The complex relationship between religion and politics can be seen in new forms in the late 20th century. To commemorate the bicentennial of the call for a Bill of Rights, the Williamsburg Charter Foundation drafted “The Williamsburg Charter” in 1988 as a reaffirmation of the principles of religious liberty found in the Bill of Rights. The Charter was signed by a wide range of representatives from government and law, education and business, as well as by representatives of Christian, Jewish, Muslim, and Buddhist communities. As described by the First Liberty Institute at George Mason University, “The Charter sets forth a renewed national compact, in the sense of a solemn mutual agreement between parties, on how we view the place of religion in American life and how we should contend with each other’s deepest differences in the public sphere.
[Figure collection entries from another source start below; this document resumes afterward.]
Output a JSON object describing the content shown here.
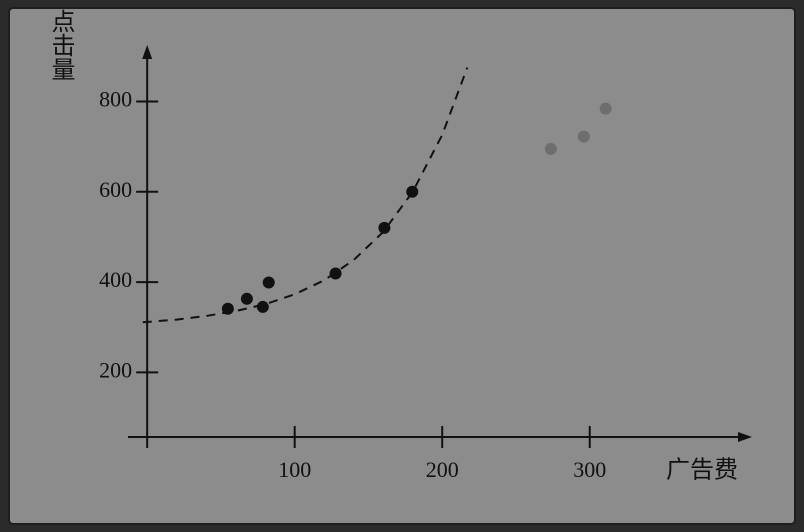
{
  "chart_data": {
    "type": "scatter",
    "x_label": "广告费",
    "y_label": "点击量",
    "xlim": [
      -13,
      410
    ],
    "ylim": [
      57,
      925
    ],
    "xticks": [
      100,
      200,
      300
    ],
    "yticks": [
      200,
      400,
      600,
      800
    ],
    "series": [
      {
        "color": "#111111",
        "x": [
          54.7,
          67.6,
          78.4,
          82.4,
          127.7,
          160.8,
          179.7
        ],
        "values": [
          341,
          363,
          345,
          399,
          419,
          520,
          600
        ]
      },
      {
        "color": "#6e6e6e",
        "x": [
          273.6,
          296,
          310.8
        ],
        "values": [
          695,
          722,
          784
        ]
      }
    ],
    "curve": {
      "x": [
        -3,
        20,
        40,
        60,
        80,
        100,
        120,
        140,
        160,
        180,
        200,
        217
      ],
      "values": [
        311,
        317,
        325,
        336,
        351,
        373,
        404,
        449,
        511,
        600,
        726,
        875
      ]
    }
  }
}
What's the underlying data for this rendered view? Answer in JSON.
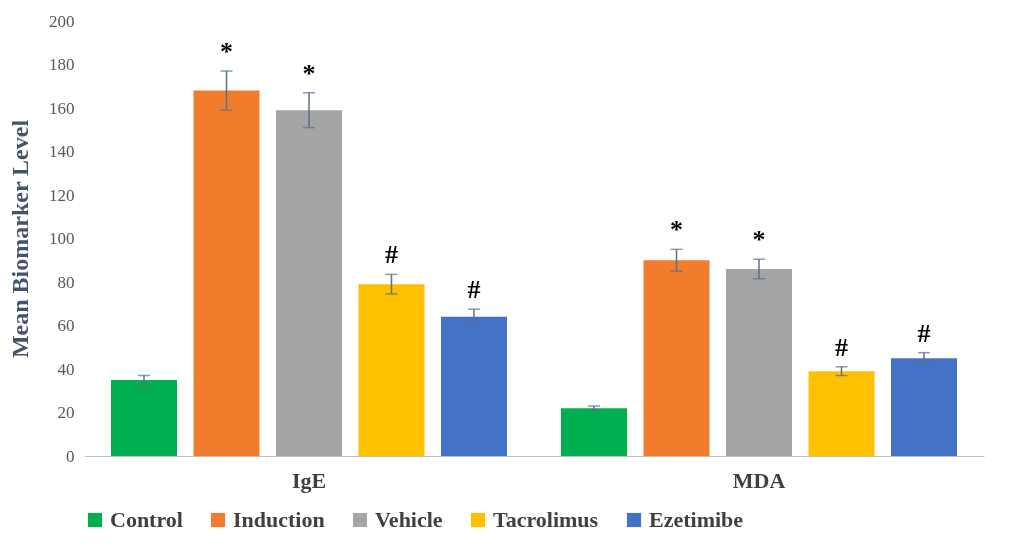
{
  "chart_data": {
    "type": "bar",
    "ylabel": "Mean Biomarker Level",
    "categories": [
      "IgE",
      "MDA"
    ],
    "series": [
      {
        "name": "Control",
        "color": "#00b050",
        "values": [
          35,
          22
        ],
        "errors": [
          2,
          1
        ],
        "value_labels": [
          null,
          null
        ]
      },
      {
        "name": "Induction",
        "color": "#f07c2c",
        "values": [
          168,
          90
        ],
        "errors": [
          9,
          5
        ],
        "value_labels": [
          "*",
          "*"
        ]
      },
      {
        "name": "Vehicle",
        "color": "#a5a5a5",
        "values": [
          159,
          86
        ],
        "errors": [
          8,
          4.5
        ],
        "value_labels": [
          "*",
          "*"
        ]
      },
      {
        "name": "Tacrolimus",
        "color": "#ffc000",
        "values": [
          79,
          39
        ],
        "errors": [
          4.5,
          2
        ],
        "value_labels": [
          "#",
          "#"
        ]
      },
      {
        "name": "Ezetimibe",
        "color": "#4472c4",
        "values": [
          64,
          45
        ],
        "errors": [
          3.5,
          2.5
        ],
        "value_labels": [
          "#",
          "#"
        ]
      }
    ],
    "ylim": [
      0,
      200
    ],
    "yticks": [
      0,
      20,
      40,
      60,
      80,
      100,
      120,
      140,
      160,
      180,
      200
    ],
    "grid": false,
    "legend": "bottom"
  }
}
It is a call to a vision of public life that will allow conflict to lead to consensus, religious commitment to reinforce political civility. In this way, diversity is not a point of weakness but a source of strength.”
The Williamsburg Charter affirms that America’s distinctive stance on religious liberty is not simply a historical landmark but an ongoing challenge to be met in each generation. Today, as the religious landscape of America becomes multi-religious, the legacy of Jefferson and Madison is being appropriated anew by Muslim, Buddhist, and Hindu Americans.
In 1993, concern over what many felt to be the erosion of religious liberty led to the passage of the Religious Freedom Restoration Act (RFRA), the most significant legislation on the matter since the First Amendment itself. The immediate impetus for it was a controversial Supreme Court decision in 1990 (Employment Division of Oregon v. Smith) in which the Court ruled that the “generally applicable” law against drug use in Oregon justified the dismissal of Mr. Smith, a Native American, from his job because of his religious use of peyote. Many critics insisted that this ruling seriously damaged the First Amendment protection of religious freedom. Since “generally applicable” laws are passed by the majority, critics argued that the ruling would be especially hard on minority religions. When Congress passed RFRA, it affirmed once again that freedom of religion is not subject to vote of the majority, but is a foundational freedom for all Americans.
The Supreme Court, however, severely limited the scope of RFRA in a case entitled City of Boerne v. Flores (1997). In this case, the Catholic Archbishop of San Antonio invoked RFRA to challenge a local zoning board decision as a violation of his congregation’s free exercise of religion. The Supreme Court rejected the claim, concluding that Congress did not have the power to redefine a constitutional right. Because the First Amendment as interpreted by the Smith Court did not require a compelling state interest for a generally applicable law, Congress could not impose such a requirement on the states. Congress, however, could impose such a requirement on the federal government. RFRA, accordingly, still remains valid for federal laws and regulations.